How best to mitigate heartbeat/election timeouts, following long GCs?

Causal Cluster heartbeat timeouts are controlled via the configuration causal_clustering.leader_election_timeout which defaults to 7s and the recommended value is less than 10s. For graphs with large heaps, GC pauses may sometimes be of the order of minutes, in which case, such timeout values wouldn’t prevent re-elections. Note that it is not large heaps per se that cause GC, but allocating far more than the GC is able to collect, eventually causing stop-the-world pauses. If there were numerous smaller pauses which were very occasionally causing leadership elections (so just occasionally missing the 7s timeout), then increasing the causal_clustering.leader_election_timeout by a small value could be a solution, but the only real solution is to generate less garbage, which usually involves rewriting cypher queries and avoiding large data ingest queries etc. Query optimisation is beyond the scope of this article, but is part of the Neo4J cypher manual, available at: https://neo4j.com/docs/cypher-manual/current/query-tuning/.

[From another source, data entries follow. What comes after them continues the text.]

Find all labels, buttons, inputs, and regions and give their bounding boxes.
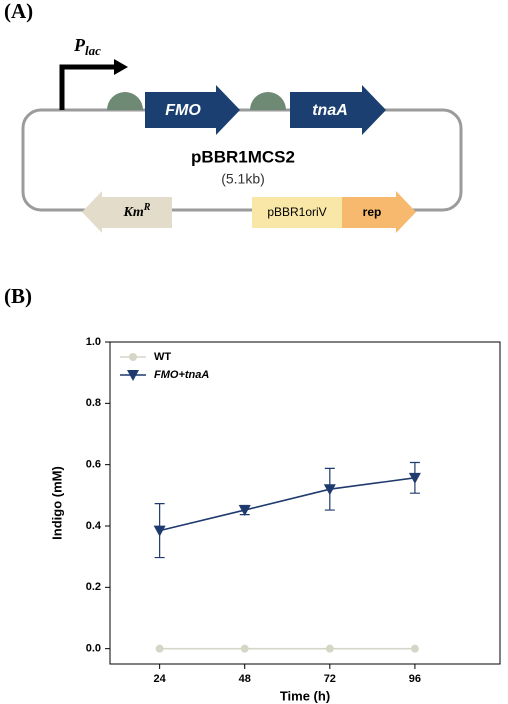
series-line (159, 477, 416, 532)
legend-label: WT (154, 351, 171, 363)
x-tick-label: 48 (239, 673, 251, 685)
point (325, 644, 334, 653)
point (129, 353, 137, 361)
gene-label: tnaA (312, 102, 348, 119)
gene-arrow (145, 85, 240, 135)
origin-label: pBBR1oriV (267, 205, 326, 219)
gene-arrow (290, 85, 386, 135)
promoter-arrow (59, 64, 116, 110)
y-tick-label: 1.0 (86, 336, 101, 348)
rbs (250, 92, 286, 110)
y-tick-label: 0.2 (86, 581, 101, 593)
point (127, 370, 139, 381)
rbs (107, 92, 143, 110)
point (240, 644, 249, 653)
panel-label: (B) (4, 284, 32, 308)
line-chart: 0.0 0.2 0.4 0.6 0.8 1.0 24 48 72 96 Time (h) Indigo… (49, 336, 501, 703)
gene-label: FMO (165, 102, 201, 119)
promoter-label: Plac (73, 35, 101, 58)
plasmid-name: pBBR1MCS2 (191, 147, 295, 166)
legend-label: FMO+tnaA (154, 369, 209, 381)
plasmid-backbone (21, 108, 463, 212)
y-tick-label: 0.6 (86, 459, 101, 471)
point (323, 484, 336, 496)
promoter-subscript: lac (85, 43, 101, 58)
marker-arrow (82, 191, 172, 233)
panel-label: (A) (4, 0, 33, 23)
plasmid-size: (5.1kb) (221, 171, 265, 187)
point (153, 525, 166, 537)
promoter-letter: P (73, 35, 86, 55)
y-tick-label: 0.0 (86, 643, 101, 655)
point (238, 505, 251, 517)
marker-label: KmR (123, 202, 151, 220)
rep-arrow (342, 191, 416, 233)
point (408, 472, 421, 484)
point (155, 644, 164, 653)
point (410, 644, 419, 653)
origin-box (252, 197, 342, 228)
x-tick-label: 96 (409, 673, 421, 685)
marker-superscript: R (143, 202, 151, 213)
y-axis-title: Indigo (mM) (49, 466, 64, 540)
x-tick-label: 24 (154, 673, 167, 685)
promoter-arrowhead (114, 59, 128, 75)
x-axis-title: Time (h) (280, 688, 330, 703)
y-tick-label: 0.4 (86, 520, 102, 532)
plot-frame (109, 341, 501, 665)
marker-text: Km (123, 205, 144, 220)
plasmid-map: Plac FMO tnaA pBBR1MCS2 (5.1kb) KmR pBBR… (21, 35, 463, 233)
x-tick-label: 72 (324, 673, 336, 685)
y-tick-label: 0.8 (86, 397, 101, 409)
rep-label: rep (363, 205, 382, 219)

What is Pre_Voting and how can it help?

Another configuration which helps prevent frequent re-elections, is causal_clustering.enable_pre_voting (added in Neo4j 3.2.9), which controls whether "pre-elections" are enabled. Pre_voting is where an instance asks other cluster members: “if I was to call an election, would you vote for me?”. It is an optimistic approach to stop potentially unfruitful elections (which as we know stop writes while they’re happening). “Fruitless” in such case typically means the previous leader remains leader and all we get is election number of seconds of unavailability while the “Fruitless” election happens. Following an election, the cluster member with the highest "term" wins and becomes the new leader. Note that members do not increase their term unless another member votes for them, and that leaders must step down if a follower has a higher term, it means the leader is behind.

Pre-voting therefore helps reduce the number of unnecessary elections in two ways:

  1. It ensures that an election is not triggered unless a quorum has lost heartbeat with the leader.

  2. It ensures that a member at a term lesser than others in the cluster, does not trigger an election.